Tuesday, November 16, 2021

[FIXED] scikit-learn GridSearchCV throws RuntimeError: Cannot clone object Apply as the constructor does not set parameter fn

November 16, 2021 python, scikit-learn No comments

Issue

I have the following code:

import pandas as pd
import numpy as np
import random
from sklearn.model_selection import train_test_split
from sklearn.feature_extraction.text import CountVectorizer
from sklearn.svm import LinearSVC
from sklearn.naive_bayes import MultinomialNB
from sklearn import linear_model
from sklearn.metrics import accuracy_score
from sklearn.pipeline import Pipeline, FeatureUnion
from sklearn.base import BaseEstimator, TransformerMixin
from sklearn.model_selection import GridSearchCV

# Based on the following which has more examples:
# http://nbviewer.jupyter.org/github/michelleful/SingaporeRoadnameOrigins/blob/master/notebooks/04%20Adding%20features%20with%20Pipelines.ipynb
# http://michelleful.github.io/code-blog//2015/06/18/classifying-roads/
# http://zacstewart.com/2014/08/05/pipelines-of-featureunions-of-pipelines.html
# https://stackoverflow.com/questions/49466193/how-to-add-a-feature-to-a-vectorized-data-set/49501769#49501769

# Load ANSI file into pandas dataframe.
df = pd.read_csv(r'e:/work/python/papf.txt', encoding = 'latin1', usecols=['LAST_NAME', 'RACE'])
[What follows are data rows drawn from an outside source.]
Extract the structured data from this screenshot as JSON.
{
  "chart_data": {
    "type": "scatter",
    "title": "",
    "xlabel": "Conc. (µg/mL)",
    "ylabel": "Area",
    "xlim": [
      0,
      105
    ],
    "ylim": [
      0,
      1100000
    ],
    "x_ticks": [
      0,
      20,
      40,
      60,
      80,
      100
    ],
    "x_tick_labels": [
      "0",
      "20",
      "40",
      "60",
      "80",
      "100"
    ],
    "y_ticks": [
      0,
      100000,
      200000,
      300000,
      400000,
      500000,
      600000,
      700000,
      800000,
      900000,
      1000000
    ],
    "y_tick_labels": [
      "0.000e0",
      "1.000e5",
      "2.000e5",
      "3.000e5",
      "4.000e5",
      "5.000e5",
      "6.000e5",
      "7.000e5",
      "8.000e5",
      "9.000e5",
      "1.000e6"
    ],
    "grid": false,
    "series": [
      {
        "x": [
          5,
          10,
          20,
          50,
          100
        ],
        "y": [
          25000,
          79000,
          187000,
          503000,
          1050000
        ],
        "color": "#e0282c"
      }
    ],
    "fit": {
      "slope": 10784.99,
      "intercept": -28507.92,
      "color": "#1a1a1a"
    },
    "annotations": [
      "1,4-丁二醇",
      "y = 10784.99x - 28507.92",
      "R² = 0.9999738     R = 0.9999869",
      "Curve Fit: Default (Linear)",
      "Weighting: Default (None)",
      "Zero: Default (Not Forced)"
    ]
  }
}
# Convert last name to lower case.
df['LAST_NAME'] = df['LAST_NAME'].str.lower()

# Remove the last name spaces.
# df['LAST_NAME'] = df['LAST_NAME'].str.replace(' ', '')

# Remove all rows where race is NOT in African, Coloured, White, Indian.
df = df.drop(df[~df['RACE'].isin(['African', 'Coloured', 'White', 'Indian'])].index)

# Returns a column from the dataframe named df as a numpy array of type string.
class TextExtractor(BaseEstimator, TransformerMixin):
    """Adapted from code by @zacstewart
       https://github.com/zacstewart/kaggle_seeclickfix/blob/master/estimator.py
       Also see Zac Stewart's excellent blogpost on pipelines:
       http://zacstewart.com/2014/08/05/pipelines-of-featureunions-of-pipelines.html
       """

    def __init__(self, column_name):
        self.column_name = column_name

    def transform(self, df):
        # Select the relevant column and return it as a numpy array.
        # Set the array type to be string.
        return np.asarray(df[self.column_name]).astype(str)    # This refers to the df passed as a parameter, and not to the global scope one.

    def fit(self, *_):
        return self

class Apply(BaseEstimator, TransformerMixin):
    """Takes in a function and applies it element-wise to every element in the numpy array it's supplied with."""

    def __init__(self, fn):
        self.fn = np.vectorize(fn)

    def transform(self, data):
        # Note: reshaping is necessary because otherwise sklearn
        # interprets the 1-d array as a single sample.
        return self.fn(data.reshape(data.size, 1))

    def fit(self, *_):
        return self

class AverageWordLengthExtractor(BaseEstimator, TransformerMixin):
    """Takes in dataframe, extracts last name column, outputs average word length"""

    def __init__(self):
        pass

    def average_word_length(self, name):
        """Helper code to compute average word length of a name"""
        return np.mean([len(word) for word in name.split()])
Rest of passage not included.